Chair Mary Laffoy has described the assembly - which considered five issues - as "a unique and novel process"
The Citizens' Assembly has submitted its final report, more than a year-and-a-half after it first met in October 2016.
Over the course of the assembly, members considered five topics - the Eighth Amendment; confronting the 'challenges and opportunities' of an ageing population; tackling climate change; the manner in which referendums are held; and the issue of fixed term parliaments.
The final report submitted to the Oireachtas includes the assembly's recommendations on the final two issues, which were considered at meetings in January and April.
In the report, Ms Justice Mary Laffoy - who chaired the assembly - also offers her reflections on the Citizens' Assembly process.
She recommends that any future assembly should develop policies regarding social media, "to limit the impact of external parties and proceedings"
The assembly's recommendations began the process that led to the recent Eighth Amendment referendum, while an earlier assembly considered the issue of same-sex marriage ahead of the eventual vote.
Ms Justice Laffoy explained: "Ireland is in the vanguard in relation to this innovative form of citizen engagement. No other country has convened two of these processes back to back.
“These reflections are offered as insights, on what is a unique and novel process.

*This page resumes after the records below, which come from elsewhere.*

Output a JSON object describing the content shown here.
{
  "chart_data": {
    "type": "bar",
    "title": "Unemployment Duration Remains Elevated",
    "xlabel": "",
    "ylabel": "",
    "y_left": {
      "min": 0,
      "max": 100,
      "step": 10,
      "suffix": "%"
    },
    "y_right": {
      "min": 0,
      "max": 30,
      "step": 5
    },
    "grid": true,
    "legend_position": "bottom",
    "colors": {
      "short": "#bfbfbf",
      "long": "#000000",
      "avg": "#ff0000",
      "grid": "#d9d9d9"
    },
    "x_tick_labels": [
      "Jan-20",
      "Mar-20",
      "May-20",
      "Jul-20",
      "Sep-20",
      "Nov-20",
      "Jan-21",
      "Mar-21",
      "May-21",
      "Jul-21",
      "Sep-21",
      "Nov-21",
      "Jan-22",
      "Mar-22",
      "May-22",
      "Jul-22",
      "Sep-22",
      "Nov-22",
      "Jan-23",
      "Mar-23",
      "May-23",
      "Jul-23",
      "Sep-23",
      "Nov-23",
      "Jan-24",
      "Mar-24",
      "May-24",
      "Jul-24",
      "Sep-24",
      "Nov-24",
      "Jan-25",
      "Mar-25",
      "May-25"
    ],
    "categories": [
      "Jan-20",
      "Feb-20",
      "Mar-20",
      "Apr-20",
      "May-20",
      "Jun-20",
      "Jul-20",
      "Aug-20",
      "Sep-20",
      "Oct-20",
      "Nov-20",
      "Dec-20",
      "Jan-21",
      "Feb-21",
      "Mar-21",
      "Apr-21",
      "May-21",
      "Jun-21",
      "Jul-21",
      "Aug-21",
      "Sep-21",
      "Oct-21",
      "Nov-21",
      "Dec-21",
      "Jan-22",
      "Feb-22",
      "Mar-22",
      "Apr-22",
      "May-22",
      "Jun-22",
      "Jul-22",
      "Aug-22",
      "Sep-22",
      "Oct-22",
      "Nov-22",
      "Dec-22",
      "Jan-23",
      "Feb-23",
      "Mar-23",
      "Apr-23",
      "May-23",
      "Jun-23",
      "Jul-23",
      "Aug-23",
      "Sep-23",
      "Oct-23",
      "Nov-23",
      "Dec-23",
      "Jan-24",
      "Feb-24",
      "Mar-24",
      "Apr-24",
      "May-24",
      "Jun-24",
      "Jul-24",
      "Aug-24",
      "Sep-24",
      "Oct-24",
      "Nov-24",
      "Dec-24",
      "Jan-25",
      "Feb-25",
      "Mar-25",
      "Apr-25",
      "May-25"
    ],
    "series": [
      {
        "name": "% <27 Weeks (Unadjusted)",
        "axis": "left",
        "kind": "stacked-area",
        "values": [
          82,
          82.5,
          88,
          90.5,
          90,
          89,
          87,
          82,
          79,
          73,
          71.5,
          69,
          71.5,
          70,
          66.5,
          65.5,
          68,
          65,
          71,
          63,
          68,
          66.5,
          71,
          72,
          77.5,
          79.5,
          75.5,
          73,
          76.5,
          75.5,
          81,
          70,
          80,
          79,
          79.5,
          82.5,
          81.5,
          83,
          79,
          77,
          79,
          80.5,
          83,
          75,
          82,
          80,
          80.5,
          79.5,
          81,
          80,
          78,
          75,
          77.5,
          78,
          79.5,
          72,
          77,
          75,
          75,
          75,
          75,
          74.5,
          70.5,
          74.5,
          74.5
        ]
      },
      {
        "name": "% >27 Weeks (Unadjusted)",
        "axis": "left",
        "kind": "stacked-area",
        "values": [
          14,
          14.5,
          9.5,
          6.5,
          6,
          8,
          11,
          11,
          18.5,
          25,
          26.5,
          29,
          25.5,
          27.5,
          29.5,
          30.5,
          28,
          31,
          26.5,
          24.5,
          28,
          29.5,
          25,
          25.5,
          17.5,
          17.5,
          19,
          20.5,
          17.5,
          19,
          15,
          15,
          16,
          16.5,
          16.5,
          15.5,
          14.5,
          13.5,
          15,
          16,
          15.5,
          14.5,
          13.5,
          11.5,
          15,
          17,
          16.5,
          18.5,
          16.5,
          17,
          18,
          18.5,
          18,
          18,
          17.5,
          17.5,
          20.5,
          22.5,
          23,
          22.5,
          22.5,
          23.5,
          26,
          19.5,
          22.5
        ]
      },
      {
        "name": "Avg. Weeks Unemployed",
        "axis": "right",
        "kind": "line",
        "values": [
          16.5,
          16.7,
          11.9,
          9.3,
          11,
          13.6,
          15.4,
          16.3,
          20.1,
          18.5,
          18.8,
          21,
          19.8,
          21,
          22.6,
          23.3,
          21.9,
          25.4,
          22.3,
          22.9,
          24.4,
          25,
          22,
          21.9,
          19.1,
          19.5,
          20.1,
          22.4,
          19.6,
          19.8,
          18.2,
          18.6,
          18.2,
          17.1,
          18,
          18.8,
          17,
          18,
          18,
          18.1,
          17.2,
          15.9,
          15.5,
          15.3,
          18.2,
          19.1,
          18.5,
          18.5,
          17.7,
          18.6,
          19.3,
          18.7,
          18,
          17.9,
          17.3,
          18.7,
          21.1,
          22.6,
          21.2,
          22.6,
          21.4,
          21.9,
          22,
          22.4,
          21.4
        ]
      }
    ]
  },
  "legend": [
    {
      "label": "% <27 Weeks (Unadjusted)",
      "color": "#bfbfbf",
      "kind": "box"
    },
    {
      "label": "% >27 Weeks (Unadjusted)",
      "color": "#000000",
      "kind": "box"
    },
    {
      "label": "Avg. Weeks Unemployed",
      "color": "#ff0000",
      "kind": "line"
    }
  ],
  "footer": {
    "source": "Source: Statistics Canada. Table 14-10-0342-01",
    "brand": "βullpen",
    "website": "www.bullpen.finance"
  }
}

It is hoped that they will be of benefit not only to the political system, but to others involved in exercises such as these in other jurisdictions.”
She praised those who participated in the process, saying: “After a longer than expected 18 month commitment and consideration of five separate topics, members continued to willingly give up their weekends and worked hard to ensure that they understood the issues before making carefully considered, informed recommendations.
"I have been truly astounded by their commitment, energy, openness and hard work."
In sittings earlier this year, members of the assembly recommended that the Referendum Commission should have to give its view on significant disputes that arise during a referendum campaign.
94% voted in favour of the recommendation, which specifically includes disputes on social media.
In relation to funding, members agreed the Oireachtas should implement spending limits for political parties, campaign groups and individuals; that anonymous donations to these groups should be prohibited; and that the Government should provide money to both sides equally.
When it comes to voting, the assembly felt that it's a good idea to have more than one referendum on unrelated issues at a time; that it should be possible to have more than two options on a ballot paper; and that the government should give effect to the outcome within five years.
The assembly also considered how to increase voter turnout, and agreed that there should be weekend, online and more postal voting.
It also suggested that voters should be able to cast their ballots at any polling station, and that the period you can live outside the State should be increased to five years, and that citizens should have the ability to suggest possible constitutional amendments.
In relation to fixed-term parliaments, the assembly has made a number of recommendations on how the Dáil should be dissolved.
A narrow majority (51%) suggested that the current constitutional position should be changed - and, if it is changed, 59% said that the length of parliaments should be four years.
95%, meanwhile, agreed that if a change does happen there should be a fixed term that can be cut short subject to certain conditions.